His next major target was, of course, the 1962 Empire and Commonwealth Games hosted by his own country in Perth. He competed there as the reigning champion. In the 10,000 he again faced John Merriman, who had given him such a race in Cardiff in 1958. Also a concern was Kiwi Barry Magee, who was running really well. Then there was a precocious 19-year-od Canadian called Bruce Kidd, who had recently burst on to the North American scene. After a cautious start because of the heat, Power used his old tactic of pushing the pace with six laps to go. Only Kidd was able to go with him. After tracking him for four laps, Kidd made his move with 880 to go. Power had no answer, losing 7.4 seconds by the tape. So the 34 year-old had to give way to a 19-year-old. Still a silver medal was still a great achievement. Then came the marathon in which European champion Brian Kilby was competing. And it was Kilby who took charge of the race at 15 miles and ran the rest of the race on his own. Power was second, 58 seconds behind and well ahead of team-mate Rodney Bonella by 1:58. His 2:22:15 was a PB. “I underestimated Kilby’s ability to stay and let him go it alone,” he admitted. “But I let him get too far in front and left myself an impossible task.” (Quoted in Deek by Rob de Castella, p.18)

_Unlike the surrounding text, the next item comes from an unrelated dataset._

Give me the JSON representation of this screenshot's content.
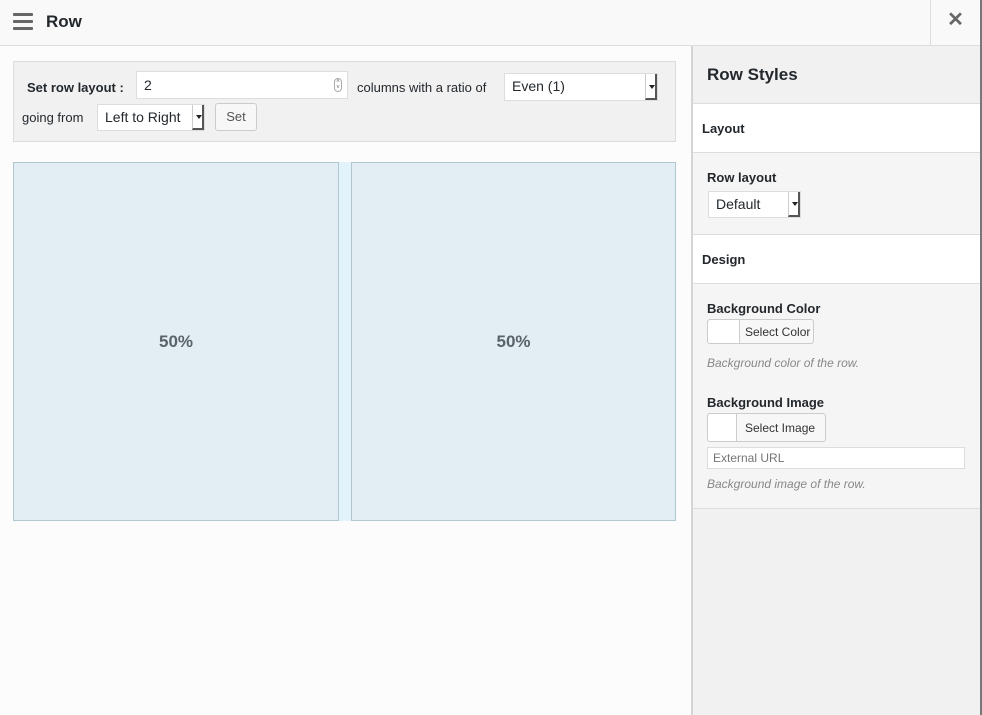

Dave still had one good marathon in him, running 2:22 for third in the 1963 Tokyo Marathon. But he was unable to make the 1964 Australian Olympic team. “I think Father Time had caught up with me by that stage,” he admitted to Brian Lenton. “I was starting to slow down a bit.” (Lenton, p. 89)
Dave Power’s personality was summed up well by Herb Elliott: “Dave Power…is perhaps the most lion-hearted athlete I’ve known…. Although it was against his nature to be ferocious, his patience and powers of endurance were qualities Percy [Cerutty] felt should be paying higher dividends. And ultimately they did.” (The Golden Mile, p.155) Power’s career is a story of long-term perseverance and unusual courage. He was universally admired for his grit. Even though he ran a mile in 4:00.2, he was never confident in his speed: “I was primarily a front runner…. There were very few races when I wasn’t up the front trying to push the pace. It was probably because I didn’t have a lot of confidence in my finishing ability…. I never had the confidence of someone like Albie [Thomas] who was basically a sitter and kicker.” (Lenton, p. 102)
Note: I am indebted to Brian Lenton's wonderful material on Dave Power in hisBrian Lenton Interviews, which unfortunately is very hard to find.